Paper Trail

Ibram X. Kendi on anti-black racism in America; Keeping track of police attacks on journalists and press freedom


Ibram X. Kendi. Photo: Stephen Voss

At the Los Angeles Times, LZ Granderson details the mental toll on black journalists of covering police violence—especially during a pandemic that is disportiantly killing people of color. John Eligon of the New York Times told Granderson: “It is getting very difficult to tell the stories of black people dying on an emotional level. People who look like me or family members of mine, and the practical weight that the police don’t see you as a journalist but as a black man in the street.” Suzette Hackney of the Indianapolis Star said, “I walked six miles today trying to beat back the sorrow and depression.” Hackney explained that she is on furlough this week because of financial constraints at the Star, and, above all, wants to be out on the street, telling stories: “My city was insane last night and I had to sit quiet.”
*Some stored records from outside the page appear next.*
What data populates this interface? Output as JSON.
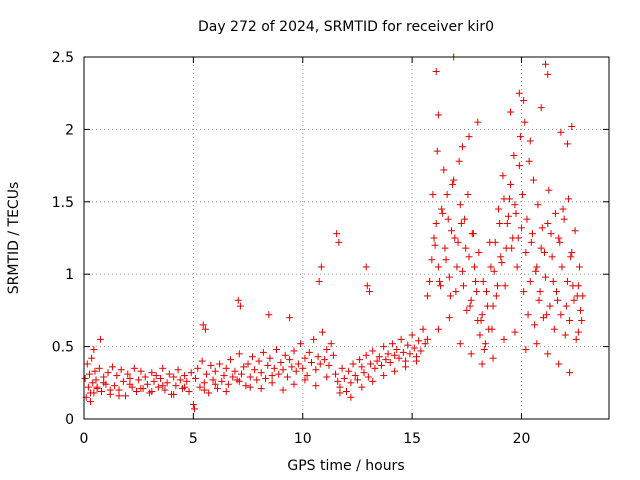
{
  "chart_data": {
    "type": "scatter",
    "title": "Day 272 of 2024, SRMTID for receiver kir0",
    "xlabel": "GPS time / hours",
    "ylabel": "SRMTID / TECUs",
    "xlim": [
      0,
      24
    ],
    "ylim": [
      0,
      2.5
    ],
    "xticks": [
      0,
      5,
      10,
      15,
      20
    ],
    "xtick_labels": [
      "0",
      "5",
      "10",
      "15",
      "20"
    ],
    "yticks": [
      0,
      0.5,
      1,
      1.5,
      2,
      2.5
    ],
    "ytick_labels": [
      "0",
      "0.5",
      "1",
      "1.5",
      "2",
      "2.5"
    ],
    "grid": true,
    "marker": "+",
    "series_color": "#e00000",
    "series": [
      {
        "name": "SRMTID",
        "x": [
          0.05,
          0.1,
          0.15,
          0.2,
          0.25,
          0.3,
          0.35,
          0.4,
          0.45,
          0.5,
          0.55,
          0.6,
          0.7,
          0.8,
          0.9,
          1.0,
          1.1,
          1.2,
          1.3,
          1.4,
          1.5,
          1.6,
          1.7,
          1.8,
          1.9,
          2.0,
          2.1,
          2.2,
          2.3,
          2.4,
          2.5,
          2.6,
          2.7,
          2.8,
          2.9,
          3.0,
          3.1,
          3.2,
          3.3,
          3.4,
          3.5,
          3.6,
          3.7,
          3.8,
          3.9,
          4.0,
          4.1,
          4.2,
          4.3,
          4.4,
          4.5,
          4.6,
          4.7,
          4.8,
          4.9,
          5.0,
          5.1,
          5.2,
          5.3,
          5.4,
          5.5,
          5.6,
          5.7,
          5.8,
          5.9,
          6.0,
          6.1,
          6.2,
          6.3,
          6.4,
          6.5,
          6.6,
          6.7,
          6.8,
          6.9,
          7.0,
          7.1,
          7.2,
          7.3,
          7.4,
          7.5,
          7.6,
          7.7,
          7.8,
          7.9,
          8.0,
          8.1,
          8.2,
          8.3,
          8.4,
          8.5,
          8.6,
          8.7,
          8.8,
          8.9,
          9.0,
          9.1,
          9.2,
          9.3,
          9.4,
          9.5,
          9.6,
          9.7,
          9.8,
          9.9,
          10.0,
          10.1,
          10.2,
          10.3,
          10.4,
          10.5,
          10.6,
          10.7,
          10.8,
          10.9,
          11.0,
          11.1,
          11.2,
          11.3,
          11.4,
          11.5,
          11.6,
          11.7,
          11.8,
          11.9,
          12.0,
          12.1,
          12.2,
          12.3,
          12.4,
          12.5,
          12.6,
          12.7,
          12.8,
          12.9,
          13.0,
          13.1,
          13.2,
          13.3,
          13.4,
          13.5,
          13.6,
          13.7,
          13.8,
          13.9,
          14.0,
          14.1,
          14.2,
          14.3,
          14.4,
          14.5,
          14.6,
          14.7,
          14.8,
          14.9,
          15.0,
          15.1,
          15.2,
          15.3,
          15.4,
          15.5,
          15.6,
          15.7,
          15.8,
          15.9,
          16.0,
          16.1,
          16.2,
          16.3,
          16.4,
          16.5,
          16.6,
          16.7,
          16.8,
          16.9,
          17.0,
          17.1,
          17.2,
          17.3,
          17.4,
          17.5,
          17.6,
          17.7,
          17.8,
          17.9,
          18.0,
          18.1,
          18.2,
          18.3,
          18.4,
          18.5,
          18.6,
          18.7,
          18.8,
          18.9,
          19.0,
          19.1,
          19.2,
          19.3,
          19.4,
          19.5,
          19.6,
          19.7,
          19.8,
          19.9,
          20.0,
          20.1,
          20.2,
          20.3,
          20.4,
          20.5,
          20.6,
          20.7,
          20.8,
          20.9,
          21.0,
          21.1,
          21.2,
          21.3,
          21.4,
          21.5,
          21.6,
          21.7,
          21.8,
          21.9,
          22.0,
          22.1,
          22.2,
          22.3,
          22.4,
          22.5,
          22.6,
          22.7,
          22.8,
          0.3,
          0.6,
          0.9,
          1.2,
          1.6,
          2.1,
          2.6,
          3.1,
          3.6,
          4.1,
          4.6,
          5.05,
          5.5,
          6.0,
          6.5,
          7.1,
          7.6,
          8.1,
          8.6,
          9.1,
          9.6,
          10.1,
          10.6,
          11.1,
          11.7,
          12.2,
          12.7,
          13.2,
          13.7,
          14.2,
          14.7,
          15.2,
          15.7,
          16.2,
          16.7,
          17.2,
          17.7,
          18.2,
          18.7,
          19.2,
          19.7,
          20.2,
          20.7,
          21.2,
          21.7,
          22.2,
          22.6,
          15.95,
          16.05,
          16.15,
          16.25,
          16.35,
          16.45,
          16.55,
          16.65,
          16.75,
          16.85,
          16.95,
          17.05,
          17.15,
          17.25,
          17.35,
          17.45,
          17.55,
          17.65,
          17.75,
          17.85,
          17.95,
          18.05,
          18.15,
          18.25,
          18.35,
          18.45,
          18.55,
          18.65,
          18.75,
          18.85,
          18.95,
          19.05,
          19.15,
          19.25,
          19.35,
          19.45,
          19.55,
          19.65,
          19.75,
          19.85,
          19.95,
          20.05,
          20.15,
          20.25,
          20.35,
          20.45,
          20.55,
          20.65,
          20.75,
          20.85,
          20.95,
          21.05,
          21.15,
          21.25,
          21.35,
          21.45,
          21.55,
          21.65,
          21.75,
          21.85,
          21.95,
          22.05,
          22.15,
          22.25,
          22.35,
          22.45,
          22.55,
          22.65,
          22.75,
          16.1,
          16.2,
          16.9,
          17.3,
          17.6,
          18.0,
          19.5,
          19.9,
          20.1,
          20.4,
          20.9,
          21.1,
          21.2,
          21.8,
          22.1,
          22.3,
          7.05,
          7.15,
          8.45,
          9.4,
          10.75,
          10.85,
          11.55,
          11.65,
          12.9,
          12.95,
          13.05,
          0.45,
          0.75,
          5.45,
          5.55
        ],
        "y": [
          0.28,
          0.15,
          0.38,
          0.22,
          0.31,
          0.12,
          0.42,
          0.25,
          0.18,
          0.33,
          0.27,
          0.21,
          0.35,
          0.19,
          0.29,
          0.24,
          0.32,
          0.17,
          0.36,
          0.23,
          0.3,
          0.2,
          0.34,
          0.26,
          0.16,
          0.31,
          0.28,
          0.22,
          0.35,
          0.19,
          0.27,
          0.33,
          0.21,
          0.29,
          0.24,
          0.18,
          0.32,
          0.26,
          0.3,
          0.22,
          0.28,
          0.35,
          0.2,
          0.25,
          0.31,
          0.17,
          0.29,
          0.23,
          0.34,
          0.27,
          0.21,
          0.3,
          0.26,
          0.19,
          0.32,
          0.1,
          0.28,
          0.35,
          0.22,
          0.4,
          0.25,
          0.31,
          0.18,
          0.37,
          0.27,
          0.33,
          0.21,
          0.38,
          0.26,
          0.3,
          0.35,
          0.24,
          0.41,
          0.29,
          0.33,
          0.27,
          0.45,
          0.31,
          0.36,
          0.23,
          0.38,
          0.29,
          0.43,
          0.34,
          0.27,
          0.4,
          0.32,
          0.46,
          0.28,
          0.37,
          0.42,
          0.3,
          0.35,
          0.48,
          0.31,
          0.39,
          0.34,
          0.44,
          0.29,
          0.41,
          0.36,
          0.47,
          0.33,
          0.38,
          0.52,
          0.35,
          0.42,
          0.3,
          0.46,
          0.39,
          0.55,
          0.34,
          0.43,
          0.38,
          0.6,
          0.41,
          0.48,
          0.37,
          0.52,
          0.44,
          0.31,
          0.26,
          0.22,
          0.35,
          0.28,
          0.19,
          0.33,
          0.25,
          0.38,
          0.3,
          0.27,
          0.41,
          0.36,
          0.32,
          0.44,
          0.29,
          0.38,
          0.47,
          0.35,
          0.4,
          0.43,
          0.37,
          0.5,
          0.41,
          0.45,
          0.39,
          0.52,
          0.44,
          0.48,
          0.42,
          0.55,
          0.46,
          0.4,
          0.51,
          0.45,
          0.58,
          0.49,
          0.43,
          0.54,
          0.47,
          0.62,
          0.52,
          0.85,
          0.95,
          1.1,
          1.25,
          1.35,
          1.05,
          0.92,
          1.42,
          1.18,
          1.55,
          0.98,
          1.3,
          1.65,
          0.88,
          1.22,
          1.48,
          1.02,
          1.38,
          0.75,
          1.12,
          0.82,
          1.28,
          0.95,
          0.68,
          0.58,
          0.72,
          0.48,
          0.88,
          0.62,
          1.05,
          0.78,
          1.22,
          0.92,
          1.35,
          1.08,
          1.52,
          1.18,
          1.4,
          1.62,
          1.25,
          1.48,
          1.05,
          1.75,
          1.32,
          0.88,
          1.15,
          0.72,
          0.95,
          1.28,
          0.65,
          1.05,
          0.82,
          1.18,
          0.7,
          0.98,
          1.35,
          0.78,
          1.12,
          0.62,
          0.88,
          1.25,
          0.72,
          1.45,
          0.58,
          0.95,
          0.68,
          1.15,
          0.82,
          0.55,
          0.92,
          0.75,
          0.85,
          0.18,
          0.22,
          0.25,
          0.2,
          0.16,
          0.24,
          0.21,
          0.19,
          0.23,
          0.17,
          0.22,
          0.07,
          0.2,
          0.24,
          0.19,
          0.26,
          0.22,
          0.21,
          0.25,
          0.2,
          0.24,
          0.27,
          0.23,
          0.29,
          0.18,
          0.15,
          0.22,
          0.26,
          0.3,
          0.33,
          0.36,
          0.4,
          0.55,
          0.62,
          0.7,
          0.52,
          0.45,
          0.38,
          0.42,
          0.55,
          0.6,
          0.48,
          0.52,
          0.45,
          0.38,
          0.32,
          0.6,
          1.55,
          1.2,
          1.85,
          0.95,
          1.45,
          1.72,
          1.1,
          1.38,
          0.85,
          1.62,
          1.25,
          1.05,
          1.78,
          1.35,
          0.92,
          1.18,
          1.55,
          0.78,
          1.28,
          1.05,
          0.88,
          1.15,
          0.68,
          0.95,
          0.52,
          0.78,
          1.22,
          0.62,
          1.02,
          0.85,
          1.45,
          1.12,
          1.68,
          0.92,
          1.35,
          1.52,
          1.18,
          1.82,
          1.42,
          1.25,
          1.95,
          1.55,
          2.05,
          1.38,
          1.78,
          1.22,
          1.65,
          1.02,
          1.48,
          0.88,
          1.32,
          1.15,
          0.72,
          1.58,
          1.28,
          0.95,
          1.42,
          0.82,
          1.22,
          1.05,
          1.38,
          0.78,
          1.52,
          1.12,
          0.92,
          1.3,
          0.85,
          1.05,
          0.68,
          2.4,
          2.1,
          2.5,
          1.88,
          1.95,
          2.05,
          2.12,
          2.25,
          2.2,
          1.92,
          2.15,
          2.45,
          2.38,
          1.98,
          1.9,
          2.02,
          0.82,
          0.78,
          0.72,
          0.7,
          0.95,
          1.05,
          1.28,
          1.22,
          1.05,
          0.92,
          0.88,
          0.48,
          0.55,
          0.65,
          0.62
        ]
      }
    ]
  }
}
Mary Retta has written a detailed Twitter thread about how white and nonblack journalists can support black reporters. Sonia Weiser has started a Black Journalists Therapy Relief Fund on GoFundMe.

At The Atlantic, Ibram X. Kendi writes about the American nightmare of anti-black racism: “To be black and conscious of anti-black racism is to stare into the mirror of your own extinction. Ask the souls of the 10,000 black victims of COVID-19 who might still be living if they had been white. Ask the souls of those who were told the pandemic was the ‘great equalizer.’ Ask the souls of those forced to choose between their low-wage jobs and their treasured life.”
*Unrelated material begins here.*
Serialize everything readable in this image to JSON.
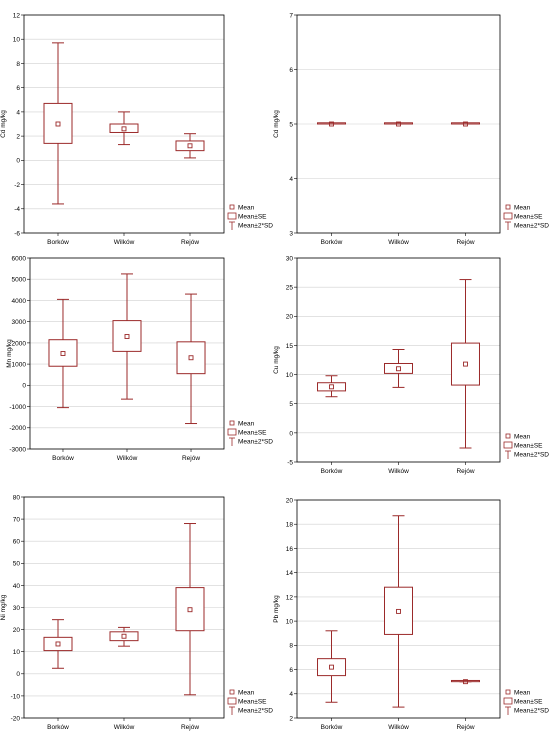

At the New Republic, Adam Weinstein revisits Umberto Eco’s 1995 piece from the New York Review of Books, “Ur-Fascism,” writing: “He could be describing the rise of online Trumpism, packaged and taylorized by the Republican Party apparatus, buttressed by the right-wing media ecosphere and its funders, all in the service of an authoritarian gangster state, which reached an important stage of fascist maturity in the streets of dozens of cities last weekend. The country has entered a moment in which the frog notices it is getting boiled.”

Nieman Lab is keeping track of police attacks on journalists. Columbia Journalism Review details some of these incidents and rounds up more stories on officers, protestors, and reporters. Jeremy Scahill, co-founder of The Intercept, points out a shift in these encounters: “Police forces have regularly attacked and arrested journalists at protests in this country. But often it has been unfamous journalists from non-corporate outlets, so no one paid attention to it. Now, the police are deliberately & consistently attacking corporate journalists too.” The U. S. Press Freedom Tracker tweeted: “To put some perspective on the unprecedented nature of the weekend’s attacks on journalists: At @USPressTracker, we’ve documented 100-150 press freedom violations in the US per year, for the last 3 years. We are currently investigating over 100 FROM JUST THE LAST 3 DAYS.”